104 is generally considered to be the more valuable of the two. During closing remarks, Oracle's lead lawyer, Michael Jacobs, told the jury that Google's own engineers - primarily Andy McFadden - had admitted in their testimony that Android's Dalvik virtual machine gets data in a way just like Oracle's patents describe. Google lead lawyer Robert Van Nest told the jury that symbolic references were something that "Android never uses; never". 104 also describes a dynamic system, he argued, whilst dexopt, a Dalvik optimizing program, "is a static operation".
As for the 520 patent, Van Nest described it as a very small feature. The patent describes a way of initializing arrays, which Oracle says is used by the Android "dx tool". Google says what that tool does is "pattern matching", not "simulating execution", as the patent says.
Once the jury returns a verdict, assuming they do, the trial is then due to start looking at damages. Oracle is seeking $1bn (£630m) in damages for copyright infringement, though any potential settlement for the claim of patent violation is expected to be much less. Prior to the case being brought to trial, Google offered to pay $2.8m (£1.75m) in damages on the two patents, covering the period during 2011 in which they were used. Oracle puts their combined value at $4.15m, according to ITworld. For future use, Google offered to pay 0.5% of Android's revenue on one of the patents, until its expiry in December this year. Google also proposed giving Oracle 0.015% of revenues for use of the second patent which is valid until April 2018.
Both Oracle and Google have agreed to delay a decision on damages for the copyright phase until Judge Alsup has ruled on the general copyrightability of programming APIs. If Alsup finds that APIs are copyrightable, then a new jury will hear the case for monetary damages. If Alsup rules that APIs are not copyrightable, both parties have waived their right to a jury trial as far as the damages are concerned. Oracle has had the number of files included in the copyright case extended, from the single nine line rangeCheck function, to cover 8 more files which were used for testing. According to court documents
The evidence at trial showed that Google decompiled eight Java files and copied them each in their entirety.

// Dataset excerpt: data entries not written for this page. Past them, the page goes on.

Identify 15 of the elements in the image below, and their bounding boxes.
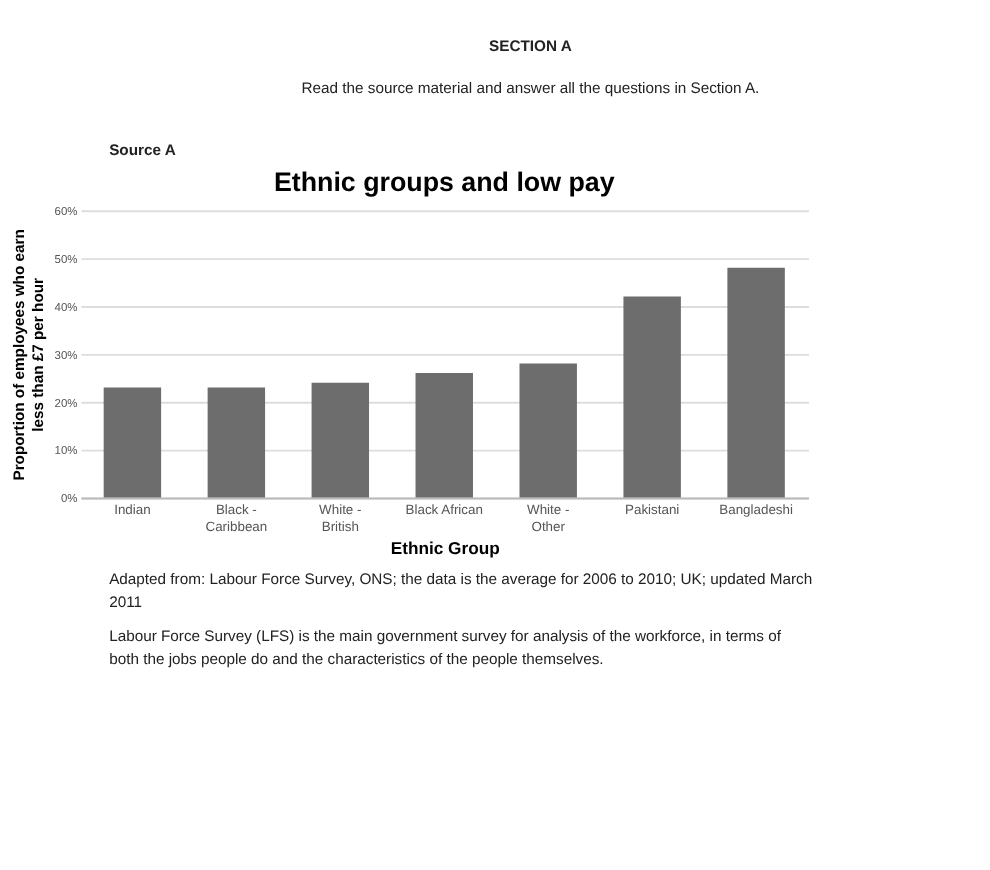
y-axis-title: Proportion of employees who earn less than £7 per hour [9, 228, 48, 481]
bar [415, 373, 473, 498]
bar [727, 267, 785, 498]
text: Labour Force Survey (LFS) is the main government survey for analysis of the workforce, in terms of both the jobs people do and the characteristics of the people themselves. [109, 627, 783, 669]
x-axis-title: Ethnic Group [390, 538, 500, 559]
chart-title: Ethnic groups and low pay [273, 167, 616, 198]
bar [311, 382, 370, 498]
bar [103, 387, 162, 498]
text: SECTION A [489, 37, 573, 56]
bar [519, 363, 577, 498]
bar [207, 387, 266, 498]
text: Adapted from: Labour Force Survey, ONS; the data is the average for 2006 to 2010; UK; updated March 2011 [109, 569, 813, 611]
text: Read the source material and answer all the questions in Section A. [301, 79, 760, 98]
source-note: Source A [109, 140, 177, 159]
bar [623, 296, 681, 498]
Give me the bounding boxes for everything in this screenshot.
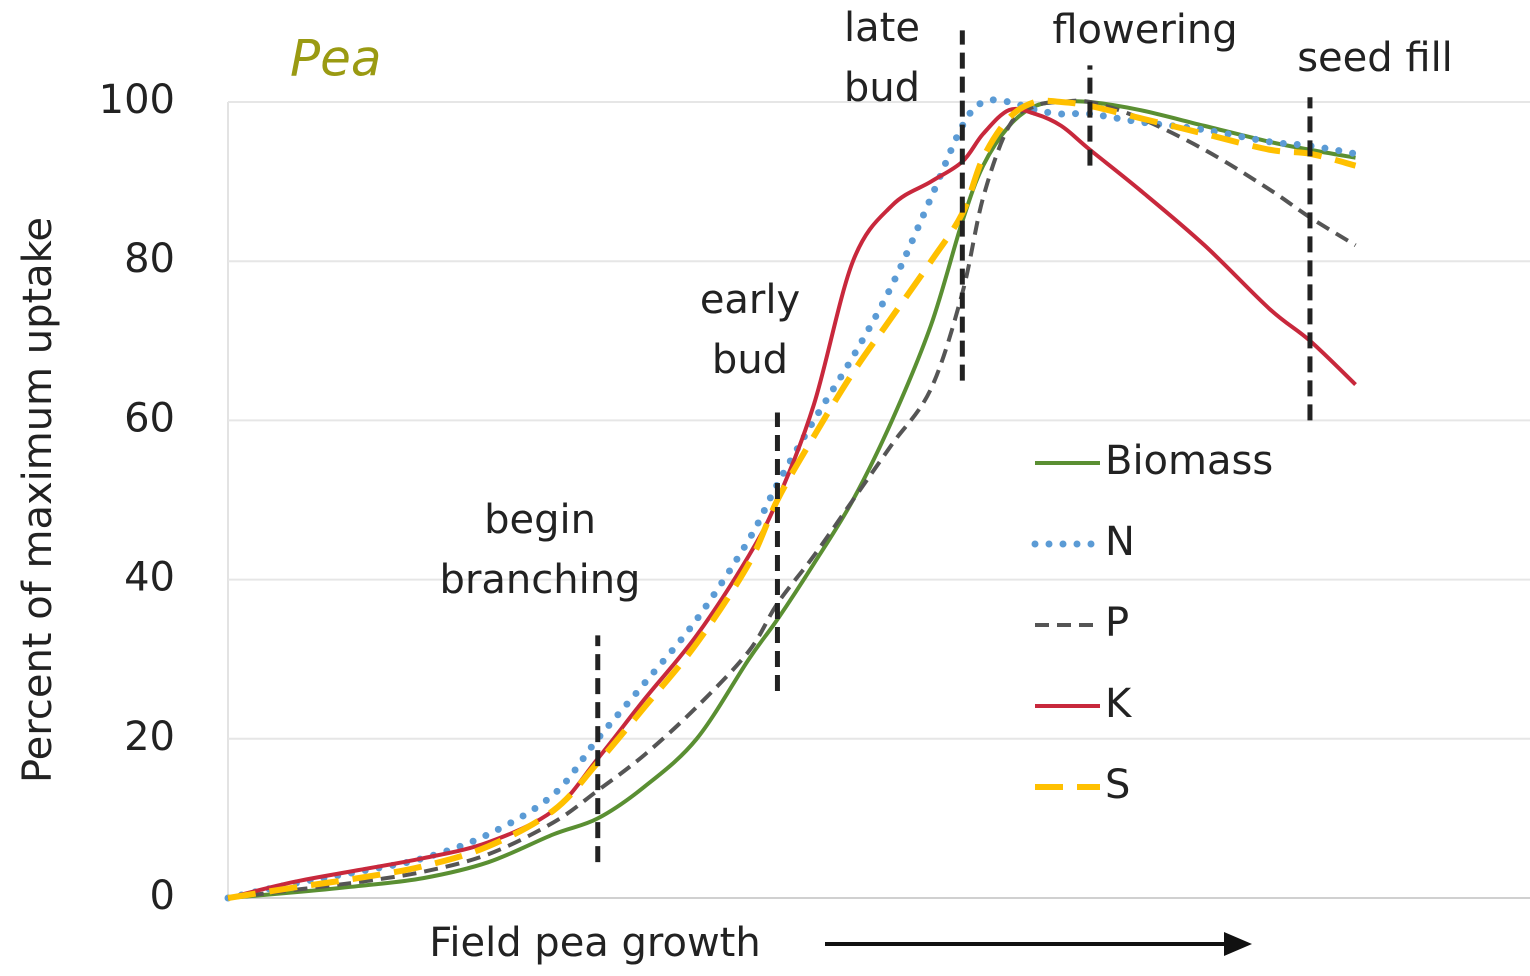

No reasonable jury could find that the copying of entire computer files was de minimis [ed: too small to be concerned with]. The trial record contains the source code for the Java code files (TX 623.2–623.8), decompiled versions of Java code files (TX 896.1–896.8), and corresponding Android code files (TX 1031–40). Professor John Mitchell testified about the decompilation process, how he determined that the eight files were decompiled and how, in a side-by-side comparison he found "that the actual code matches completely" (Tr. at 1259–1260).
In its opposition brief, Google argues that the jury may have found that Google's use of the copied files was de minimis because these copied files were only "test files" that were not shipped on Android phones. This is unpersuasive.
Nevertheless, David Boies, Oracle's attorney, has been trying to pin a great deal on the rangeCheck infringement, suggesting that copying these nine lines of code accelerated Android's time to market. Multiple sources (one, two) suggest Alsup retorted
I have done, and still do, a significant amount of programming in other languages. I’ve written blocks of code like rangeCheck a hundred times before. I could do it; you could do it. The idea that someone would copy that when they could do it themselves just as fast, it was an accident. There's no way you could say that was speeding them along to the marketplace. You're one of the best lawyers in America, how could you even make that kind of argument?
Google's motion for a mistrial on the basis that the jury was unable to agree on the fair use question, has still not been decided on, and deliberations will start after Judge Alsup has ruled on the API copyrightability issue.
No matter what happens, each side is likely to appeal.